VisualElement as IEnumerable

VisualElement with IEnumerable interface would provide the ability to use collection initializers. Enumerating a VisualElement would return all of its content container children.

The following code would then be possible:

var root = new VisualElement
{
    new Label { bindingPath = "counter"},
    new VisualElement
    {
        new Button { text = "Counter" },
        new Button { text= "Reset" }
    }
};

This combined with fluent interface extensions would provide nice-looking, expressive code.

var root = new Column
{
    new Label { bindingPath = "counter"},
    new Row
    {
        new Button()
            .Text("Counter")
            .Action(() => model.counter++),
        new Button()
            .Text("Reset")
            .Action(() => model.counter = 0),
    }
};

The new .NET MAUI does exactly this. Reference link.
If anyone wants to try this code, here’s upm package with samples.

3 Likes

Good suggestions, this has been forwarded to our PM for review.

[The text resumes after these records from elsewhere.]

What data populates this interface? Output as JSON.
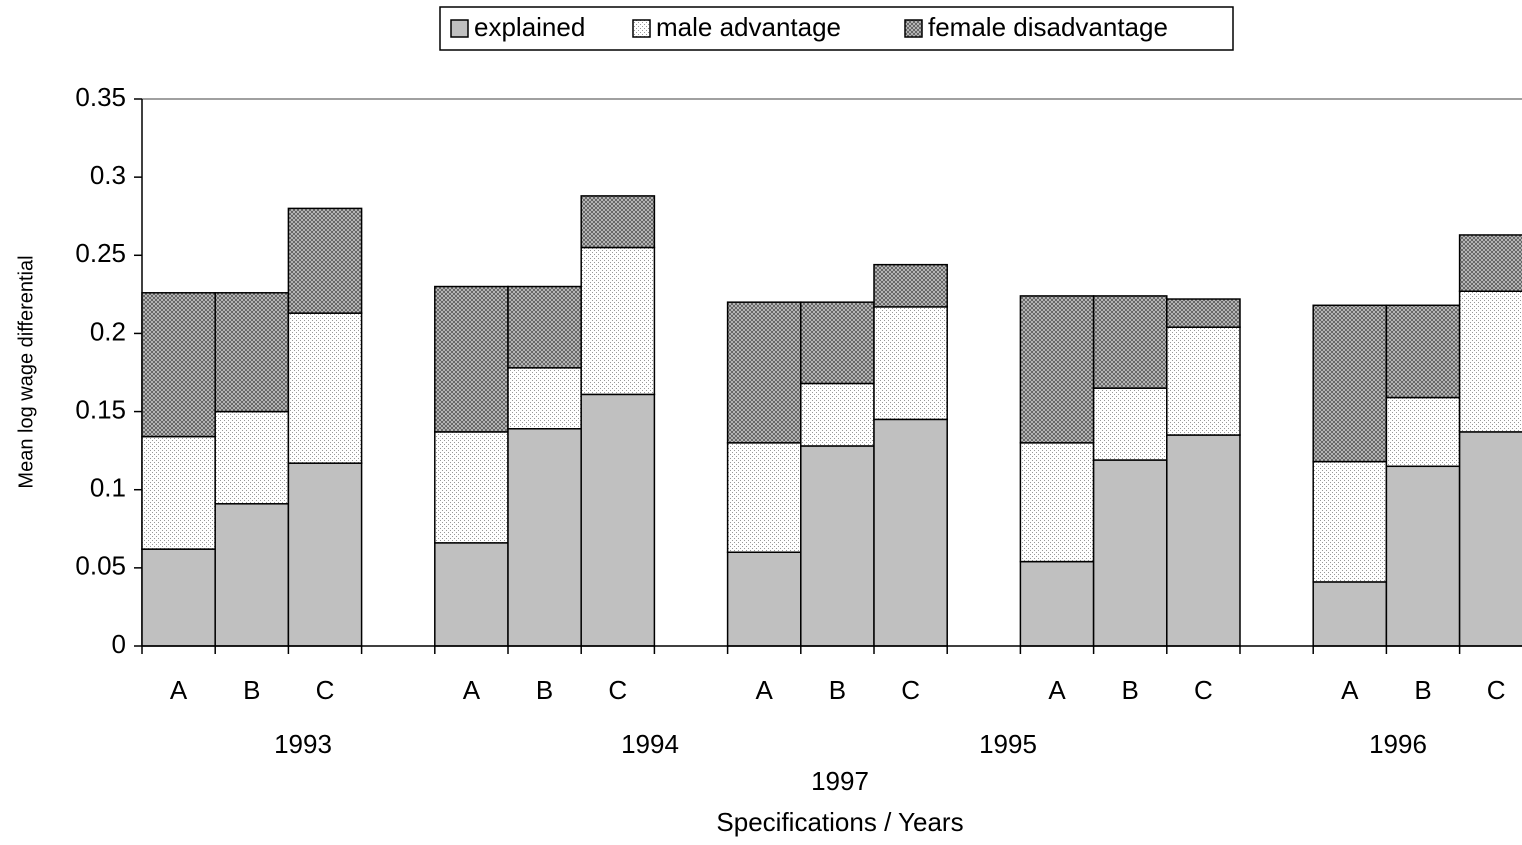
{
  "chart_data": {
    "type": "stacked-bar",
    "y_label": "Mean log wage differential",
    "x_label": "Specifications / Years",
    "categories": [
      "A",
      "B",
      "C",
      "A",
      "B",
      "C",
      "A",
      "B",
      "C",
      "A",
      "B",
      "C",
      "A",
      "B",
      "C"
    ],
    "groups": [
      "1993",
      "1994",
      "1995",
      "1996",
      "1997"
    ],
    "series": [
      {
        "name": "explained",
        "color": "#c0c0c0",
        "pattern": "solid",
        "values": [
          0.062,
          0.091,
          0.117,
          0.066,
          0.139,
          0.161,
          0.06,
          0.128,
          0.145,
          0.054,
          0.119,
          0.135,
          0.041,
          0.115,
          0.137
        ]
      },
      {
        "name": "male advantage",
        "color": "#ffffff",
        "pattern": "dots",
        "values": [
          0.072,
          0.059,
          0.096,
          0.071,
          0.039,
          0.094,
          0.07,
          0.04,
          0.072,
          0.076,
          0.046,
          0.069,
          0.077,
          0.044,
          0.09
        ]
      },
      {
        "name": "female disadvantage",
        "color": "#c8c8c8",
        "pattern": "crosshatch",
        "values": [
          0.092,
          0.076,
          0.067,
          0.093,
          0.052,
          0.033,
          0.09,
          0.052,
          0.027,
          0.094,
          0.059,
          0.018,
          0.1,
          0.059,
          0.036
        ]
      }
    ],
    "ylim": [
      0,
      0.35
    ],
    "yticks": [
      0,
      0.05,
      0.1,
      0.15,
      0.2,
      0.25,
      0.3,
      0.35
    ],
    "legend": "top"
  }
}
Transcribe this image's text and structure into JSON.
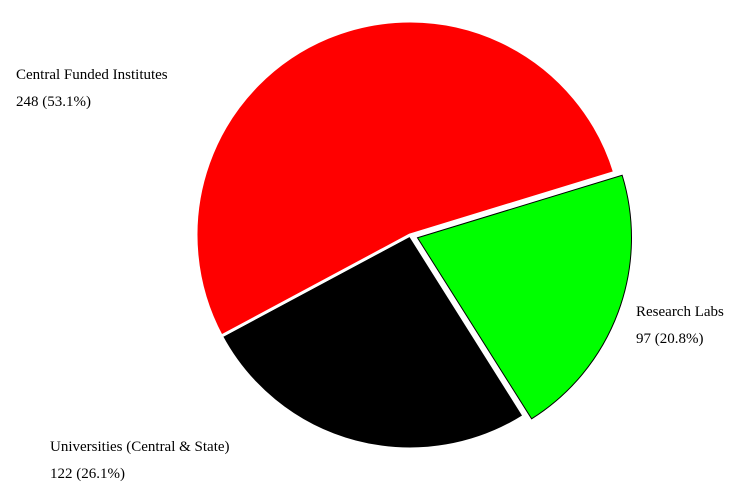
{
  "chart_data": {
    "type": "pie",
    "title": "",
    "legend": "none",
    "slices": [
      {
        "label": "Research Labs",
        "value": 97,
        "value_text": "97 (20.8%)",
        "percent": 20.8,
        "color": "#00ff00",
        "exploded": true
      },
      {
        "label": "Universities (Central & State)",
        "value": 122,
        "value_text": "122 (26.1%)",
        "percent": 26.1,
        "color": "#000000",
        "exploded": false
      },
      {
        "label": "Central Funded Institutes",
        "value": 248,
        "value_text": "248 (53.1%)",
        "percent": 53.1,
        "color": "#ff0000",
        "exploded": false
      }
    ]
  }
}
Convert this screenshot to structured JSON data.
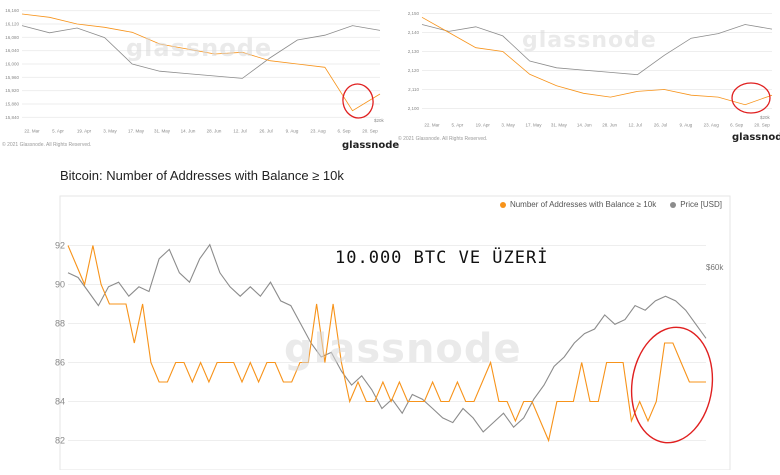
{
  "watermark": "glassnode",
  "brand": "glassnode",
  "copyright": "© 2021 Glassnode. All Rights Reserved.",
  "colors": {
    "addresses": "#f7931a",
    "price": "#8c8c8c",
    "highlight": "#e02020"
  },
  "panels": {
    "top_left": {
      "y_ticks": [
        "16,160",
        "16,120",
        "16,080",
        "16,040",
        "16,000",
        "15,960",
        "15,920",
        "15,880",
        "15,840"
      ],
      "x_ticks": [
        "22. Mar",
        "5. Apr",
        "19. Apr",
        "3. May",
        "17. May",
        "31. May",
        "14. Jun",
        "28. Jun",
        "12. Jul",
        "26. Jul",
        "9. Aug",
        "23. Aug",
        "6. Sep",
        "20. Sep"
      ],
      "price_label": "$20k"
    },
    "top_right": {
      "y_ticks": [
        "2,150",
        "2,140",
        "2,130",
        "2,120",
        "2,110",
        "2,100"
      ],
      "x_ticks": [
        "22. Mar",
        "5. Apr",
        "19. Apr",
        "3. May",
        "17. May",
        "31. May",
        "14. Jun",
        "28. Jun",
        "12. Jul",
        "26. Jul",
        "9. Aug",
        "23. Aug",
        "6. Sep",
        "20. Sep"
      ],
      "price_label": "$20k"
    },
    "main": {
      "title": "Bitcoin: Number of Addresses with Balance ≥ 10k",
      "annotation": "10.000 BTC VE ÜZERİ",
      "price_label": "$60k"
    }
  },
  "chart_data": [
    {
      "type": "line",
      "title": "",
      "ylim": [
        15820,
        16180
      ],
      "y_ticks": [
        15840,
        15880,
        15920,
        15960,
        16000,
        16040,
        16080,
        16120,
        16160
      ],
      "x": [
        "22. Mar",
        "5. Apr",
        "19. Apr",
        "3. May",
        "17. May",
        "31. May",
        "14. Jun",
        "28. Jun",
        "12. Jul",
        "26. Jul",
        "9. Aug",
        "23. Aug",
        "6. Sep",
        "20. Sep"
      ],
      "series": [
        {
          "role": "addresses",
          "values": [
            16150,
            16140,
            16120,
            16110,
            16095,
            16060,
            16045,
            16030,
            16035,
            16010,
            16000,
            15990,
            15860,
            15910
          ]
        },
        {
          "role": "price",
          "values": [
            0.82,
            0.76,
            0.8,
            0.72,
            0.5,
            0.44,
            0.42,
            0.4,
            0.38,
            0.55,
            0.7,
            0.74,
            0.82,
            0.78
          ]
        }
      ]
    },
    {
      "type": "line",
      "title": "",
      "ylim": [
        2095,
        2155
      ],
      "y_ticks": [
        2100,
        2110,
        2120,
        2130,
        2140,
        2150
      ],
      "x": [
        "22. Mar",
        "5. Apr",
        "19. Apr",
        "3. May",
        "17. May",
        "31. May",
        "14. Jun",
        "28. Jun",
        "12. Jul",
        "26. Jul",
        "9. Aug",
        "23. Aug",
        "6. Sep",
        "20. Sep"
      ],
      "series": [
        {
          "role": "addresses",
          "values": [
            2148,
            2140,
            2132,
            2130,
            2118,
            2112,
            2108,
            2106,
            2109,
            2110,
            2107,
            2106,
            2102,
            2107
          ]
        },
        {
          "role": "price",
          "values": [
            0.82,
            0.76,
            0.8,
            0.72,
            0.5,
            0.44,
            0.42,
            0.4,
            0.38,
            0.55,
            0.7,
            0.74,
            0.82,
            0.78
          ]
        }
      ]
    },
    {
      "type": "line",
      "title": "Bitcoin: Number of Addresses with Balance ≥ 10k",
      "ylim": [
        81,
        93
      ],
      "y_ticks": [
        82,
        84,
        86,
        88,
        90,
        92
      ],
      "legend": [
        "Number of Addresses with Balance ≥ 10k",
        "Price [USD]"
      ],
      "legend_position": "top-right",
      "series": [
        {
          "name": "Number of Addresses with Balance ≥ 10k",
          "role": "addresses",
          "values": [
            92,
            91,
            90,
            92,
            90,
            89,
            89,
            89,
            87,
            89,
            86,
            85,
            85,
            86,
            86,
            85,
            86,
            85,
            86,
            86,
            86,
            85,
            86,
            85,
            86,
            86,
            85,
            85,
            86,
            86,
            89,
            86,
            89,
            86,
            84,
            85,
            84,
            84,
            85,
            84,
            85,
            84,
            84,
            84,
            85,
            84,
            84,
            85,
            84,
            84,
            85,
            86,
            84,
            84,
            83,
            84,
            84,
            83,
            82,
            84,
            84,
            84,
            86,
            84,
            84,
            86,
            86,
            86,
            83,
            84,
            83,
            84,
            87,
            87,
            86,
            85,
            85,
            85
          ]
        },
        {
          "name": "Price [USD]",
          "role": "price",
          "values": [
            0.8,
            0.78,
            0.72,
            0.66,
            0.74,
            0.76,
            0.7,
            0.74,
            0.72,
            0.86,
            0.9,
            0.8,
            0.76,
            0.86,
            0.92,
            0.8,
            0.74,
            0.7,
            0.74,
            0.7,
            0.76,
            0.68,
            0.66,
            0.58,
            0.5,
            0.44,
            0.46,
            0.38,
            0.32,
            0.36,
            0.3,
            0.22,
            0.26,
            0.2,
            0.28,
            0.26,
            0.22,
            0.18,
            0.16,
            0.22,
            0.18,
            0.12,
            0.16,
            0.2,
            0.14,
            0.18,
            0.26,
            0.32,
            0.4,
            0.44,
            0.5,
            0.54,
            0.56,
            0.62,
            0.58,
            0.6,
            0.66,
            0.64,
            0.68,
            0.7,
            0.68,
            0.64,
            0.58,
            0.52
          ]
        }
      ]
    }
  ]
}
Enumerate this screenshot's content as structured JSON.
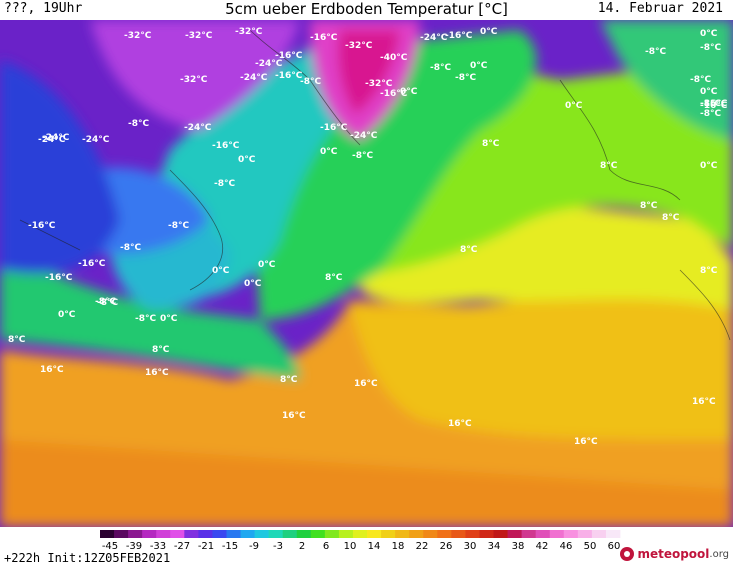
{
  "header": {
    "left_label": "???, 19Uhr",
    "title": "5cm ueber Erdboden Temperatur [°C]",
    "date": "14. Februar 2021"
  },
  "footer": {
    "run_info": "+222h  Init:12Z05FEB2021",
    "brand_name": "meteopool",
    "brand_tld": ".org"
  },
  "legend": {
    "ticks": [
      "-45",
      "-39",
      "-33",
      "-27",
      "-21",
      "-15",
      "-9",
      "-3",
      "2",
      "6",
      "10",
      "14",
      "18",
      "22",
      "26",
      "30",
      "34",
      "38",
      "42",
      "46",
      "50",
      "60"
    ],
    "colors": [
      "#2a0030",
      "#5a0860",
      "#8a1890",
      "#b428c0",
      "#d040d8",
      "#e050e8",
      "#8030e0",
      "#5a30e8",
      "#3a48f0",
      "#2878f0",
      "#20a8f0",
      "#20c8e0",
      "#20d8b8",
      "#20d080",
      "#20d040",
      "#40e020",
      "#80e820",
      "#b8f020",
      "#e0f020",
      "#f8e820",
      "#f0d018",
      "#f0b818",
      "#f0a018",
      "#f08818",
      "#f07018",
      "#e85818",
      "#e04018",
      "#d02818",
      "#c01818",
      "#c01858",
      "#d03890",
      "#e050b8",
      "#f070d0",
      "#f890e0",
      "#f8b0e8",
      "#f8d0f0",
      "#f8e8f8"
    ]
  },
  "map_labels": [
    {
      "text": "-32°C"
    },
    {
      "text": "-32°C"
    },
    {
      "text": "-32°C"
    },
    {
      "text": "-16°C"
    },
    {
      "text": "-32°C"
    },
    {
      "text": "-24°C"
    },
    {
      "text": "-16°C"
    },
    {
      "text": "0°C"
    },
    {
      "text": "0°C"
    },
    {
      "text": "-8°C"
    },
    {
      "text": "-8°C"
    },
    {
      "text": "-24°C"
    },
    {
      "text": "-16°C"
    },
    {
      "text": "-40°C"
    },
    {
      "text": "-8°C"
    },
    {
      "text": "0°C"
    },
    {
      "text": "-8°C"
    },
    {
      "text": "-32°C"
    },
    {
      "text": "-24°C"
    },
    {
      "text": "-16°C"
    },
    {
      "text": "-8°C"
    },
    {
      "text": "-8°C"
    },
    {
      "text": "0°C"
    },
    {
      "text": "-8°C"
    },
    {
      "text": "-32°C"
    },
    {
      "text": "-16°C"
    },
    {
      "text": "0°C"
    },
    {
      "text": "-8°C"
    },
    {
      "text": "0°C"
    },
    {
      "text": "-24°C"
    },
    {
      "text": "-24°C"
    },
    {
      "text": "-24°C"
    },
    {
      "text": "-24°C"
    },
    {
      "text": "-16°C"
    },
    {
      "text": "-24°C"
    },
    {
      "text": "-16°C"
    },
    {
      "text": "0°C"
    },
    {
      "text": "-8°C"
    },
    {
      "text": "8°C"
    },
    {
      "text": "8°C"
    },
    {
      "text": "-16°C"
    },
    {
      "text": "-8°C"
    },
    {
      "text": "0°C"
    },
    {
      "text": "-8°C"
    },
    {
      "text": "-16°C"
    },
    {
      "text": "-8°C"
    },
    {
      "text": "8°C"
    },
    {
      "text": "8°C"
    },
    {
      "text": "-16°C"
    },
    {
      "text": "-16°C"
    },
    {
      "text": "-8°C"
    },
    {
      "text": "8°C"
    },
    {
      "text": "0°C"
    },
    {
      "text": "0°C"
    },
    {
      "text": "0°C"
    },
    {
      "text": "8°C"
    },
    {
      "text": "-8°C"
    },
    {
      "text": "0°C"
    },
    {
      "text": "-8°C"
    },
    {
      "text": "-8°C"
    },
    {
      "text": "0°C"
    },
    {
      "text": "8°C"
    },
    {
      "text": "8°C"
    },
    {
      "text": "8°C"
    },
    {
      "text": "16°C"
    },
    {
      "text": "16°C"
    },
    {
      "text": "8°C"
    },
    {
      "text": "16°C"
    },
    {
      "text": "16°C"
    },
    {
      "text": "16°C"
    },
    {
      "text": "16°C"
    },
    {
      "text": "16°C"
    },
    {
      "text": "0°C"
    },
    {
      "text": "-16°C"
    }
  ]
}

This used to be the case back in the first implementations of VisualElement. I really like the collection initializers but it also comes with the other disavantages of IEnumerable: foreach used to do tons of gc allocations, methods that accept IEnumerable instead of VisualElements gets selected. For instance had a few cases in our unit tests where AreEqual(VisualElementA, VisualElementB) returned true because both were treated as empty collections.

We might bring in back in the future now that scripts run on an updated c# version but don’t hold your breath :slight_smile:

Thanks for replay, I would really like to know more about this :slight_smile:

Using foreach is optional and I can even see that the Enumerator of VisualContainer was a struct, so when those allocations were a problem?

NUnit has a special case for IEnumerable comparison. This can be corrected by implementing IEquatable interface. Were there other problems with that?

1 Like

That’s a good reason to follow up on CoreCLR:
https://xoofx.com/blog/2018/04/06/porting-unity-to-coreclr/
https://discussions.unity.com/t/762268

RyuJIT (Microsoft’s JIT compiler) can move those allocations to the stack (no GC at all), and the GC is much faster/better when it is needed. You also get main thread speeds close to what Burst delivers. If the only thing holding y’all back from CoreCLR is iOS (and maybe Switch? – It will run on Android and ps4/xbone) that’s sad.